State Republican leaders scrambled Wednesday to distance themselves from comments made by U.S. Rep. Patrick McHenry, who suggested that his party would use race as a determining factor in redrawing North Carolina's congressional districts to give GOP candidates maximum advantage.
McHenry, who is from Cherryville, has emerged as a point man for the Republican effort to redraw the lines of the state's 13 congressional districts now that the GOP has won control of the state legislature. In an interview with the POLITICO news site, McHenry said Republicans would unseat incumbent Democrats by concentrating black voters into a new minority-majority district.
"Republicans should pick up three seats under any fair and legal map," he continued. "That is huge.

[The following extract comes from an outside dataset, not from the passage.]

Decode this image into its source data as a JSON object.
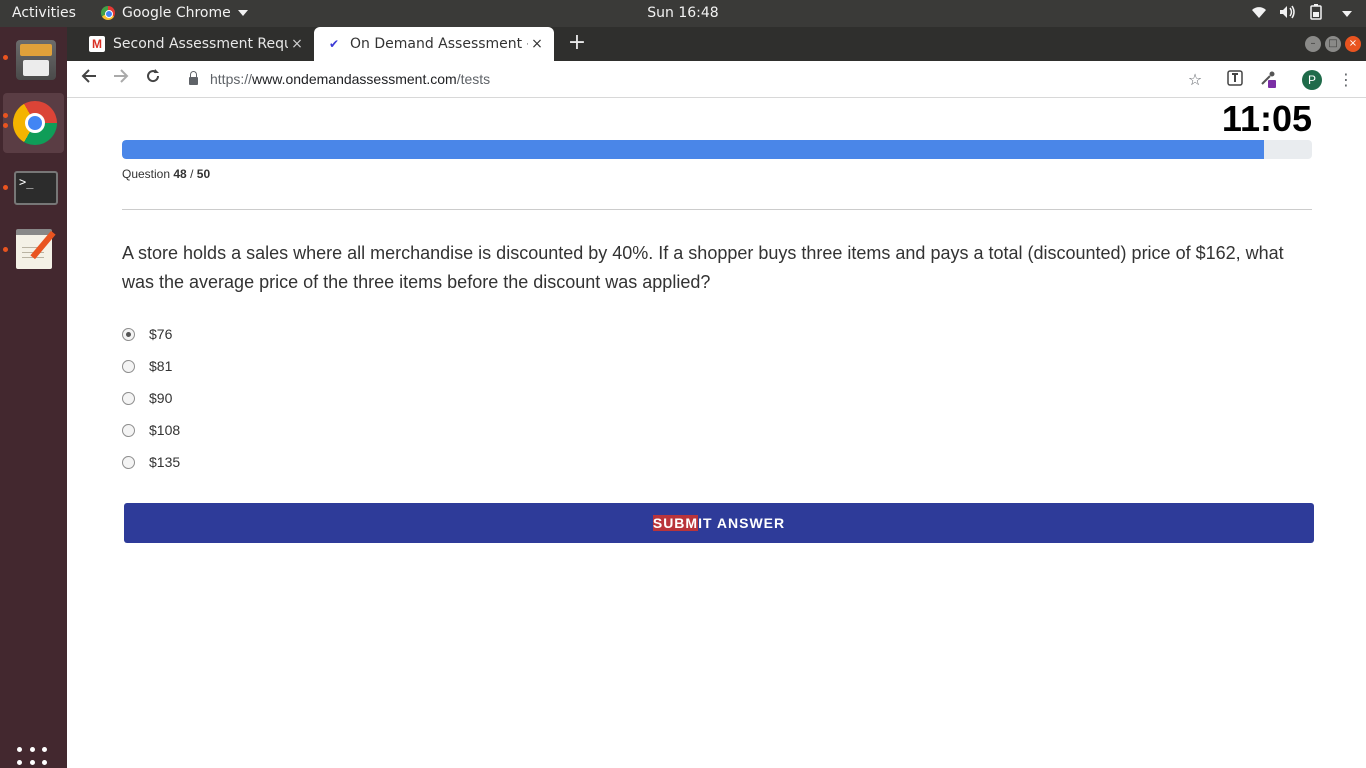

No other states in the nation would gain as many Republican seats. Clearly, Reps. (Larry) Kissell and (Brad) Miller are serving their final term."

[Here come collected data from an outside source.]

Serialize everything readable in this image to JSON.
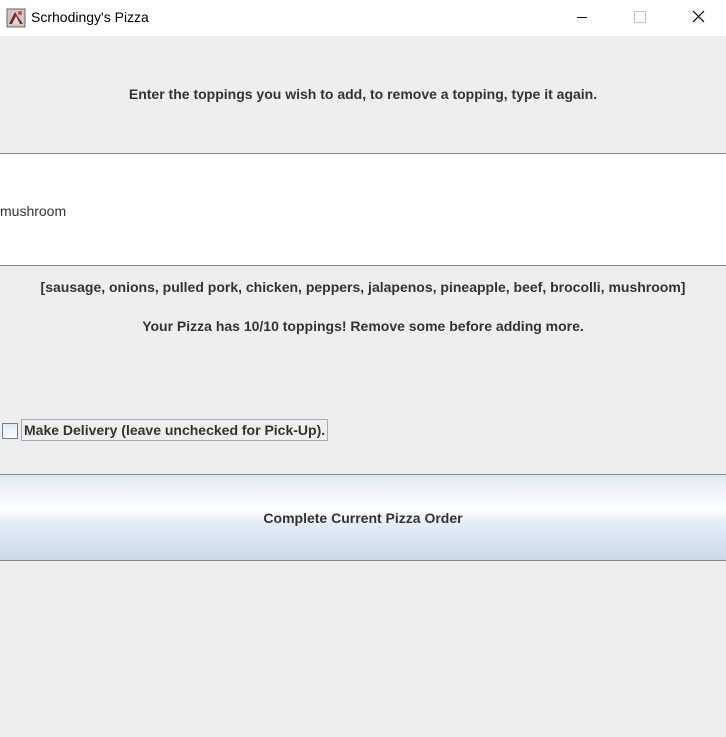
{
  "window": {
    "title": "Scrhodingy's Pizza",
    "controls": {
      "minimize": "minimize-icon",
      "maximize": "maximize-icon",
      "close": "close-icon"
    }
  },
  "instructions": "Enter the toppings you wish to add, to remove a topping, type it again.",
  "topping_input": {
    "value": "mushroom"
  },
  "toppings_list": "[sausage, onions, pulled pork, chicken, peppers, jalapenos, pineapple, beef, brocolli, mushroom]",
  "status_message": "Your Pizza has 10/10 toppings! Remove some before adding more.",
  "delivery": {
    "label": "Make Delivery (leave unchecked for Pick-Up).",
    "checked": false
  },
  "complete_button": {
    "label": "Complete Current Pizza Order"
  },
  "colors": {
    "background": "#eeeeee",
    "text": "#333333",
    "border": "#7a8a99"
  }
}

Democrats have worried for months that Republicans drawing the new district lines for the 2012 election could concentrate black and Latino voters into a third minority-majority district. State Sen. Dan Blue, a Democrat from Raleigh, has said that would amount to "ghettoizing" black voters to reduce their influence.
McHenry's remarks appear to be the first public confirmation that such a plan is in the works. The comments also come as legislators hold a series of public hearings across the state where residents have the opportunity to offer opinions about how the district lines are drawn.